After, we bring down the \(9\). \(x + 7\) goes into that \(-1\) times. Then, we have a remainder of \(16\), so our answer is \(x + 1 + \frac{16}{x+7}\).

Synthetic Division

This is basically just long division, but in condensed form.

We only learned how to do it if we were dividing by \(x + n\).

I don’t know how to describe this well with words, so you should probably look up an image or a video to learn this instead.

First, you just take the first coefficient and move it to the answers. You can do this because you need to perfectly fit that term, which you can do by multiplying it by the coefficient.

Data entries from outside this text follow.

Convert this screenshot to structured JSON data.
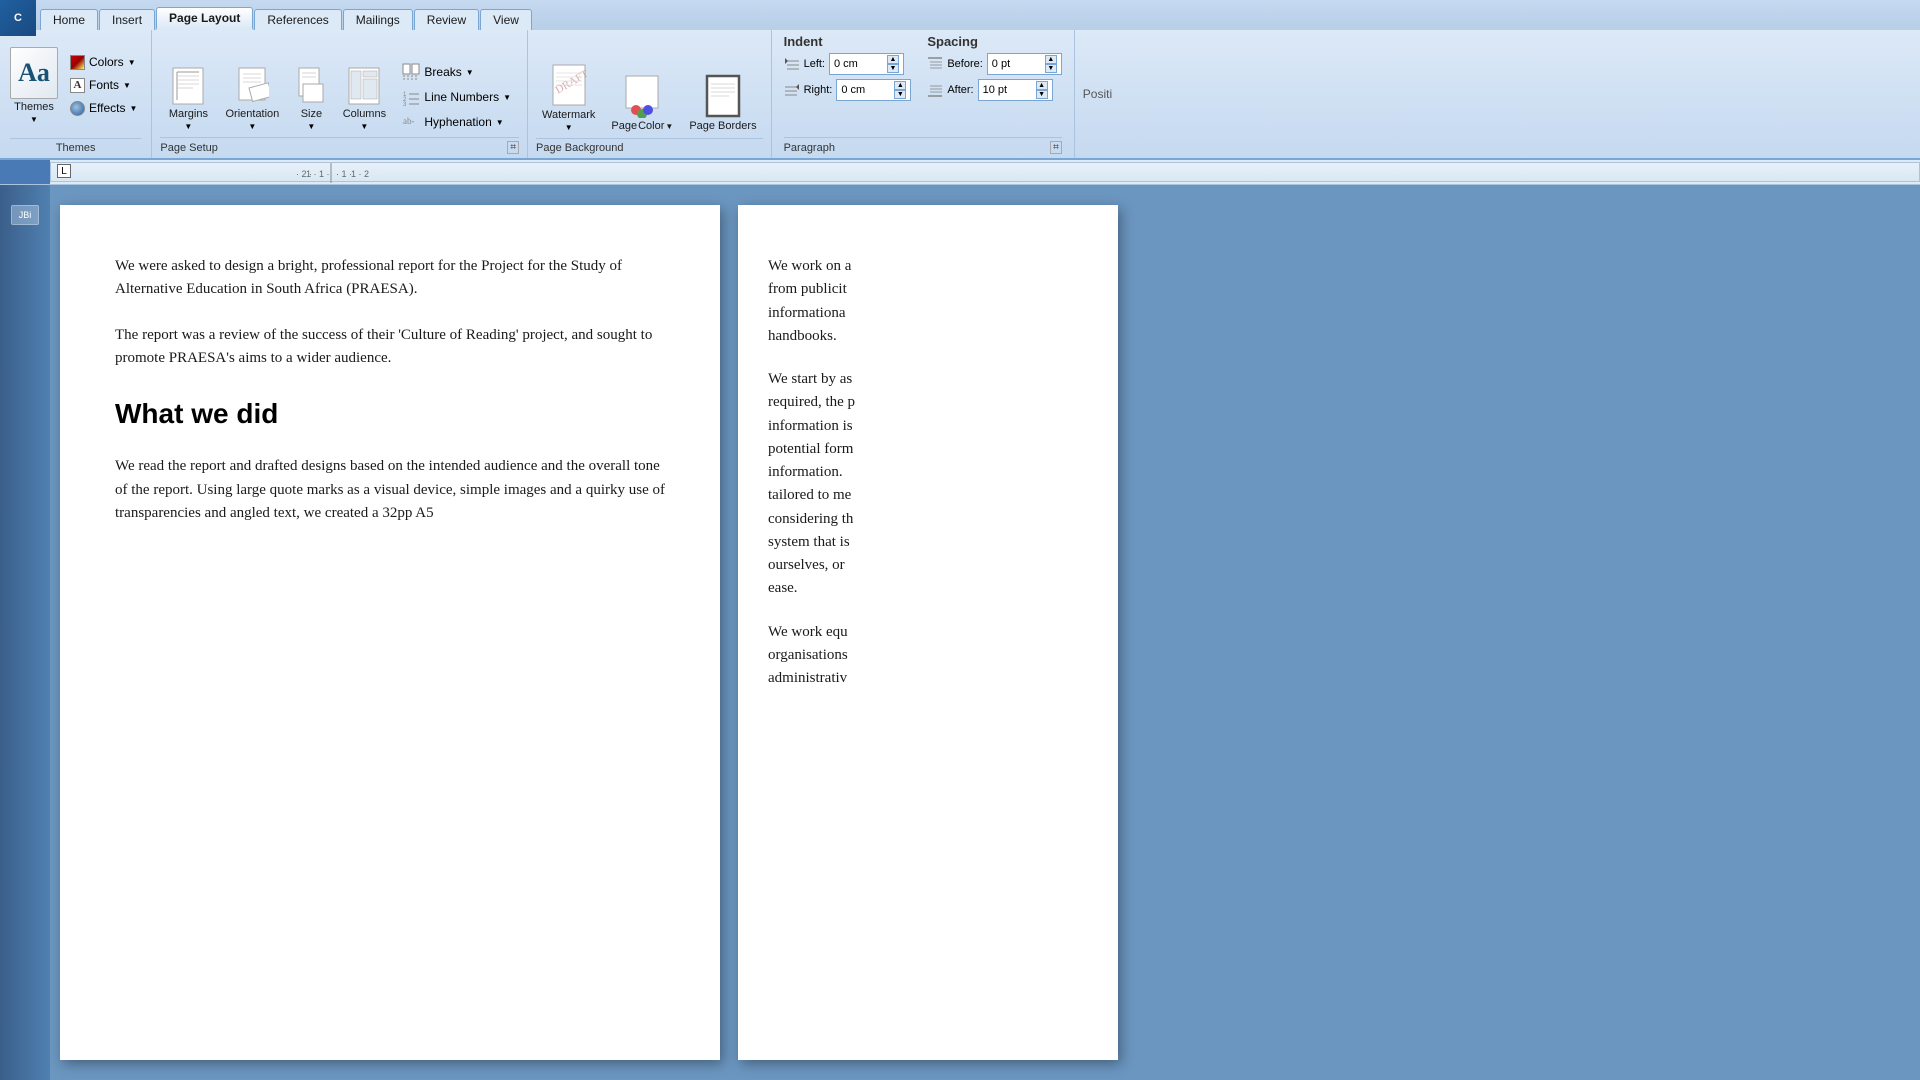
{
  "ribbon": {
    "tabs": [
      "Home",
      "Insert",
      "Page Layout",
      "References",
      "Mailings",
      "Review",
      "View"
    ],
    "active_tab": "Page Layout",
    "groups": {
      "themes": {
        "label": "Themes",
        "themes_btn_label": "Themes",
        "colors_label": "Colors",
        "fonts_label": "Fonts",
        "effects_label": "Effects"
      },
      "page_setup": {
        "label": "Page Setup",
        "buttons": [
          "Margins",
          "Orientation",
          "Size",
          "Columns"
        ],
        "breaks_label": "Breaks",
        "line_numbers_label": "Line Numbers",
        "hyphenation_label": "Hyphenation",
        "dialog_launcher": "⌗"
      },
      "page_background": {
        "label": "Page Background",
        "watermark_label": "Watermark",
        "page_color_label": "Page Color",
        "page_borders_label": "Page Borders"
      },
      "paragraph": {
        "label": "Paragraph",
        "indent": {
          "title": "Indent",
          "left_label": "Left:",
          "left_value": "0 cm",
          "right_label": "Right:",
          "right_value": "0 cm"
        },
        "spacing": {
          "title": "Spacing",
          "before_label": "Before:",
          "before_value": "0 pt",
          "after_label": "After:",
          "after_value": "10 pt"
        },
        "dialog_launcher": "⌗"
      },
      "position": {
        "label": "Positi"
      }
    }
  },
  "document": {
    "page1": {
      "paragraphs": [
        "We were asked to design a bright, professional report for the Project for the Study of Alternative Education in South Africa (PRAESA).",
        "The report was a review of the success of their ‘Culture of Reading’ project, and sought to promote PRAESA’s aims to a wider audience.",
        "What we did",
        "We read the report and drafted designs based on the intended audience and the overall tone of the report. Using large quote marks as a visual device, simple images and a quirky use of transparencies and angled text, we created a 32pp A5"
      ],
      "heading": "What we did"
    },
    "page2": {
      "paragraphs": [
        "We work on a from publicit informationa handbooks.",
        "We start by as required, the p information is potential form information. tailored to me considering th system that is ourselves, or ease.",
        "We work equ organisations administrativ"
      ]
    }
  },
  "ruler": {
    "tab_marker": "L"
  },
  "sidebar": {
    "label": "JBi"
  }
}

Then, you take the answer and multiply it by \(-n\) before adding it to the next coefficient. This works because when you do that first part, you multiply the whole thing by \(n\). Then, when you subtract it, the first part cancels out, but the second part is just subtracted. That’s just the same as adding the negative, so it works.

Next, you can take that sum. To perfectly match it, you just multiply it by that sum. Then, the logic is still the same.

Finally, you can repeat until you’re done.

Summary

Polynomial division is a really interesting subject in terms of intuition. It leads to interesting stuff like different bases and fractional bases, which still aren’t completely understood.

One still unsolved problem is when you carry to the next digit if you’re counting in fractional bases.

For example, in base \(\frac{3}{2}\), counting goes (pretend there’s a sub-\(\frac{3}{2}\)): \(0, 1, 2, 20, 21, 22, 210, 211, 212, 2000, 2001, 2002, 2020, 2021, 2022, 2210, 2211, 2212, 21100,\dots\)